"YOU CAN reach 17 cities in North America from Heathrow" - British Airways ad, 1989

And you still can. But the list has changed substantially in a decade.

Anchorage has dropped off, since flights to Japan now go non-stop. Orlando shifted to Gatwick, as did Pittsburgh - but this month BA's boss, Bob Ayling, implied the latter route was the pits, and would disappear when the summer schedules end in October. Tampa, which proved an expensive waste of time when it was "bolted on" to the Miami flight, was eliminated, but then revived from Gatwick last year.

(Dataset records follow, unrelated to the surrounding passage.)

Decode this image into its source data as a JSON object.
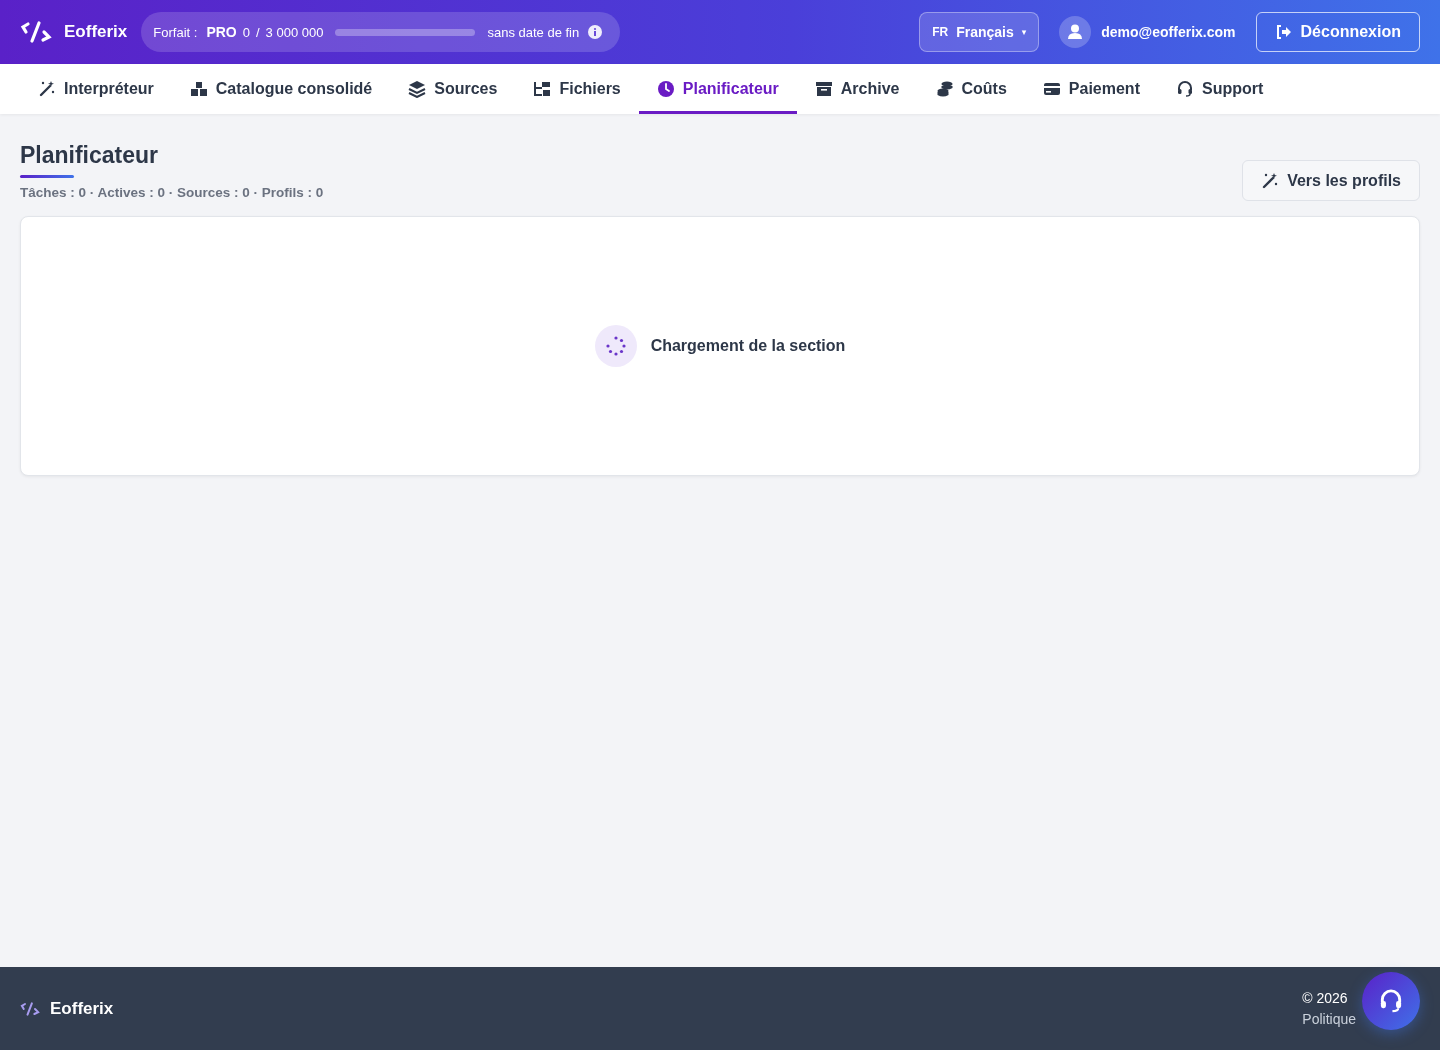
{
  "header": {
    "brand": "Eofferix",
    "plan": {
      "label": "Forfait :",
      "name": "PRO",
      "used": "0",
      "separator": "/",
      "quota": "3 000 000",
      "level": 0,
      "expiry": "sans date de fin"
    },
    "language": {
      "code": "FR",
      "name": "Français",
      "caret": "▾"
    },
    "user": {
      "email": "demo@eofferix.com"
    },
    "logout": "Déconnexion"
  },
  "tabs": [
    {
      "label": "Interpréteur",
      "selected": false
    },
    {
      "label": "Catalogue consolidé",
      "selected": false
    },
    {
      "label": "Sources",
      "selected": false
    },
    {
      "label": "Fichiers",
      "selected": false
    },
    {
      "label": "Planificateur",
      "selected": true
    },
    {
      "label": "Archive",
      "selected": false
    },
    {
      "label": "Coûts",
      "selected": false
    },
    {
      "label": "Paiement",
      "selected": false
    },
    {
      "label": "Support",
      "selected": false
    }
  ],
  "page": {
    "title": "Planificateur",
    "stats": "Tâches : 0 · Actives : 0 · Sources : 0 · Profils : 0",
    "profiles_button": "Vers les profils",
    "loading": "Chargement de la section"
  },
  "footer": {
    "brand": "Eofferix",
    "copyright": "© 2026",
    "links": [
      "Politique"
    ]
  }
}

So what are the new arrivals? In the US, Newark, New Jersey, which appeared initially as a response to Virgin Atlantic's service from Heathrow. In Canada, Calgary and Ottawa, though flights to the Canada's capital are operated on a code-share basis by Canadian Airlines.

The makeweight is Mexico City, which is technically in North America and therefore allows British Airways to maintain its score of 17 cities. But the route is one of BA's most chequered. It originated as a Gatwick- New Orleans-Mexico City operation, which lost money as fast as the peso lost value. Then it was revived as a Heathrow-Mexico City non-stop. Next it was moved to Gatwick for a year, and finally settled back at Heathrow.

Nine other airlines operate across the Atlantic from Heathrow, but only one carrier offers destinations that BA does not fly: Air Canada, to St John's and Halifax in Nova Scotia.

For the best choice of destinations, Gatwick is now a better bet. With the addition this summer of Continental's flights to Cleveland, the Sussex airport now boasts services to a score of US cities, plus charters all over Canada - and BA's new service to Cancun in Mexico.